Running a small business brings many challenges. One of the toughest decisions you may face involves filing for bankruptcy. Chapter 7 bankruptcy is an option, but is it right for your business? Here’s how it could impact your small business.
What is Chapter 7 bankruptcy?
Chapter 7 bankruptcy offers a way to eliminate business debts after liquidating assets. People often refer to it as “liquidation bankruptcy” because it requires selling assets to pay creditors. However, many small businesses, particularly sole proprietorships, may lack significant assets to liquidate.
How does Chapter 7 bankruptcy affect small business owners?
Chapter 7 can help small business owners eliminate both personal and business debts. If your business is a sole proprietorship, business debts are tied to your personal assets, like your home. In this case, Chapter 7 offers a fresh start by discharging personal liabilities.

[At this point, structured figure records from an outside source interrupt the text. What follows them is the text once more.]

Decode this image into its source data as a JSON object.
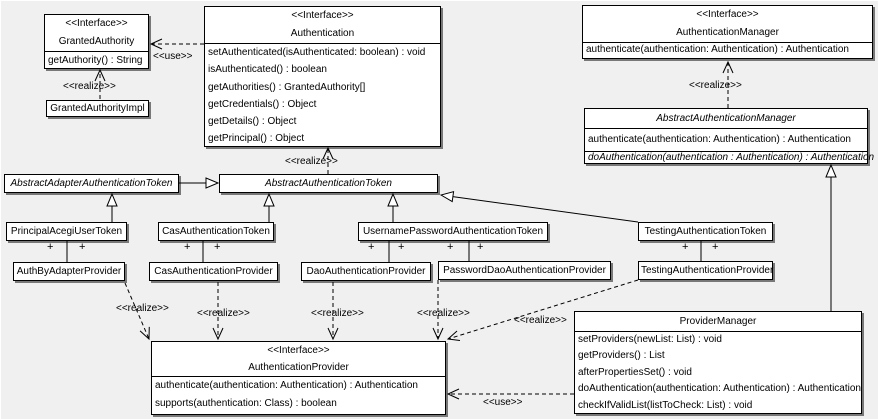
{
  "colors": {
    "background": "#f0f0f0",
    "box_fill": "#ffffff",
    "line": "#000000",
    "shadow": "rgba(0,0,0,0.5)"
  },
  "edge_labels": {
    "use": "<<use>>",
    "realize": "<<realize>>"
  },
  "assoc_end": "+",
  "classes": {
    "granted_authority": {
      "stereotype": "<<Interface>>",
      "name": "GrantedAuthority",
      "members": [
        "getAuthority() : String"
      ]
    },
    "granted_authority_impl": {
      "name": "GrantedAuthorityImpl"
    },
    "authentication": {
      "stereotype": "<<Interface>>",
      "name": "Authentication",
      "members": [
        "setAuthenticated(isAuthenticated: boolean) : void",
        "isAuthenticated() : boolean",
        "getAuthorities() : GrantedAuthority[]",
        "getCredentials() : Object",
        "getDetails() : Object",
        "getPrincipal() : Object"
      ]
    },
    "authentication_manager": {
      "stereotype": "<<Interface>>",
      "name": "AuthenticationManager",
      "members": [
        "authenticate(authentication: Authentication) : Authentication"
      ]
    },
    "abstract_authentication_manager": {
      "name": "AbstractAuthenticationManager",
      "members": [
        "authenticate(authentication: Authentication) : Authentication"
      ],
      "abstract_members": [
        "doAuthentication(authentication : Authentication) : Authentication"
      ]
    },
    "abstract_adapter_authentication_token": {
      "name": "AbstractAdapterAuthenticationToken"
    },
    "abstract_authentication_token": {
      "name": "AbstractAuthenticationToken"
    },
    "principal_acegi_user_token": {
      "name": "PrincipalAcegiUserToken"
    },
    "cas_authentication_token": {
      "name": "CasAuthenticationToken"
    },
    "username_password_authentication_token": {
      "name": "UsernamePasswordAuthenticationToken"
    },
    "testing_authentication_token": {
      "name": "TestingAuthenticationToken"
    },
    "auth_by_adapter_provider": {
      "name": "AuthByAdapterProvider"
    },
    "cas_authentication_provider": {
      "name": "CasAuthenticationProvider"
    },
    "dao_authentication_provider": {
      "name": "DaoAuthenticationProvider"
    },
    "password_dao_authentication_provider": {
      "name": "PasswordDaoAuthenticationProvider"
    },
    "testing_authentication_provider": {
      "name": "TestingAuthenticationProvider"
    },
    "authentication_provider": {
      "stereotype": "<<Interface>>",
      "name": "AuthenticationProvider",
      "members": [
        "authenticate(authentication: Authentication) : Authentication",
        "supports(authentication: Class) : boolean"
      ]
    },
    "provider_manager": {
      "name": "ProviderManager",
      "members": [
        "setProviders(newList: List) : void",
        "getProviders() : List",
        "afterPropertiesSet() : void",
        "doAuthentication(authentication: Authentication) : Authentication",
        "checkIfValidList(listToCheck: List) : void"
      ]
    }
  }
}
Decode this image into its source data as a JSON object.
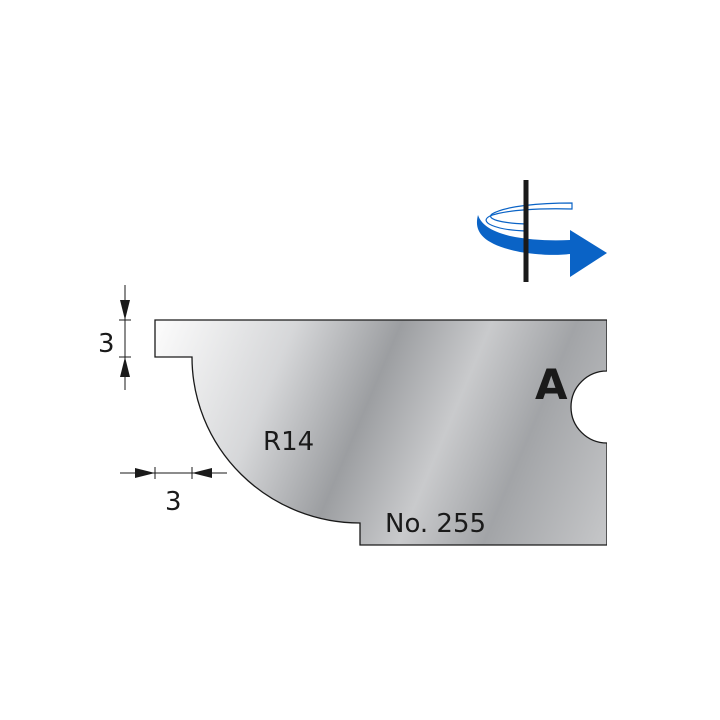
{
  "diagram": {
    "dimension_vertical": "3",
    "dimension_horizontal": "3",
    "radius_label": "R14",
    "profile_number": "No. 255",
    "side_label": "A",
    "colors": {
      "rotation_arrow": "#0a63c6",
      "outline": "#1a1a1a",
      "steel_light": "#f4f4f5",
      "steel_dark": "#9a9c9f"
    },
    "icons": [
      "rotation-arrow-icon"
    ]
  }
}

For LLCs or corporations, business debts may stay separate from personal debts. If so, Chapter 7 impacts only the business, liquidating assets to pay off creditors.
Is Chapter 7 right for my business?
Chapter 7 might suit your business if it is beyond repair, and you need to clear debt quickly. It helps could business owners that lack significant assets or income to support a Chapter 13 repayment plan.
However, if your business owns substantial assets, such as inventory or equipment, consider a personal Chapter 13 or a business Chapter 11. These options can allow you to restructure your debts and keep your business running.
What are the drawbacks of Chapter 7?
One major drawback of Chapter 7 is that it will likely force your business to close. If you want to keep your business open, Chapter 7 might not be the right choice. Also, if you’ve tied personal assets to business debts, you risk losing them.
Before filing for Chapter 7, carefully assess your business’s financial situation. While it offers a way out of overwhelming debt, it may not be the right choice based on your business structure and future goals.